Shekher (Շեխեր; Şexer) is a village in the Khojavend District of Azerbaijan, in the region of Nagorno-Karabakh. The village had an ethnic Armenian-majority population in 1989.

== History ==
During the Soviet period, the village was part of the Martuni District of the Nagorno-Karabakh Autonomous Oblast within the Azerbaijan Soviet Socialist Republic. After the First Nagorno-Karabakh War, the village was administrated as part of the Martuni Province of the breakaway Republic of Artsakh. The village came under the control of Azerbaijan on 9 November 2020, during the 2020 Nagorno-Karabakh war.

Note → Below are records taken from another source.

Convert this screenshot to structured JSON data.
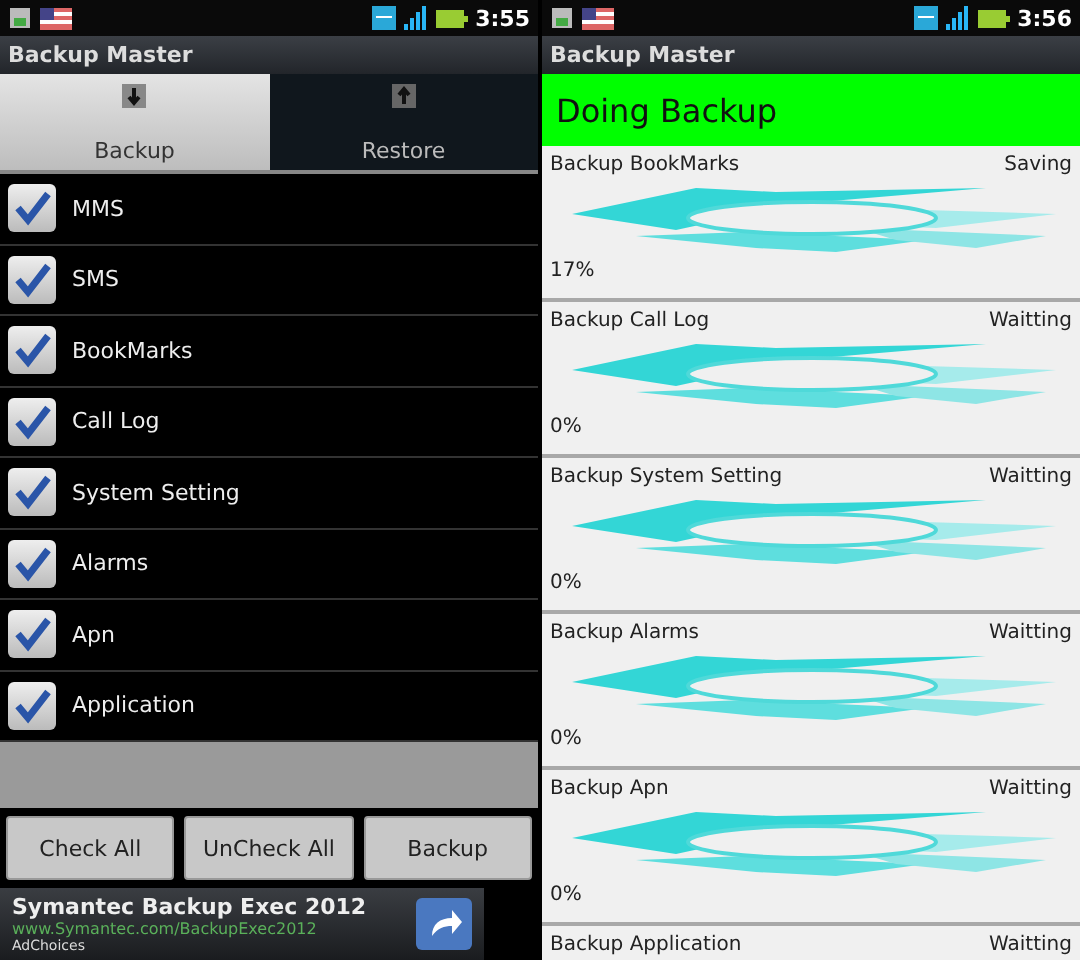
{
  "screens": [
    {
      "status_bar": {
        "time": "3:55"
      },
      "title": "Backup Master",
      "tabs": [
        {
          "label": "Backup",
          "selected": true
        },
        {
          "label": "Restore",
          "selected": false
        }
      ],
      "items": [
        {
          "label": "MMS",
          "checked": true
        },
        {
          "label": "SMS",
          "checked": true
        },
        {
          "label": "BookMarks",
          "checked": true
        },
        {
          "label": "Call Log",
          "checked": true
        },
        {
          "label": "System Setting",
          "checked": true
        },
        {
          "label": "Alarms",
          "checked": true
        },
        {
          "label": "Apn",
          "checked": true
        },
        {
          "label": "Application",
          "checked": true
        }
      ],
      "buttons": [
        "Check All",
        "UnCheck All",
        "Backup"
      ],
      "ad": {
        "title": "Symantec Backup Exec 2012",
        "url": "www.Symantec.com/BackupExec2012",
        "note": "AdChoices"
      }
    },
    {
      "status_bar": {
        "time": "3:56"
      },
      "title": "Backup Master",
      "header": "Doing Backup",
      "tasks": [
        {
          "name": "Backup BookMarks",
          "status": "Saving",
          "percent": "17%"
        },
        {
          "name": "Backup Call Log",
          "status": "Waitting",
          "percent": "0%"
        },
        {
          "name": "Backup System Setting",
          "status": "Waitting",
          "percent": "0%"
        },
        {
          "name": "Backup Alarms",
          "status": "Waitting",
          "percent": "0%"
        },
        {
          "name": "Backup Apn",
          "status": "Waitting",
          "percent": "0%"
        },
        {
          "name": "Backup Application",
          "status": "Waitting"
        }
      ]
    }
  ]
}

== Historical heritage sites ==
Historical heritage sites in and around the village include the church of Surb Vardan (Սուրբ Վարդան), the 16th/17th-century shrine of Pir Bab (Փիր բաբ) with an adjacent khachkar, and two 17th-century khachkars.

== Demographics ==
Prior to the 2020 Nagorno-Karabakh war, it had an Armenian majority with 408 inhabitants in 2005, and 407 inhabitants in 2015.

== Partnerships ==
In October 2018, the village signed a friendship declaration with the Commune of Arnouville, France. In June 2019, the French administrative court of Cergy-Pontoise declared that the signing breached French law by exceeding the authority of a municipal jurisdiction and by not respecting the international commitments of France (notably Nagorno-Karabakh's lack of recognition as a state), proclaiming the declaration null and void.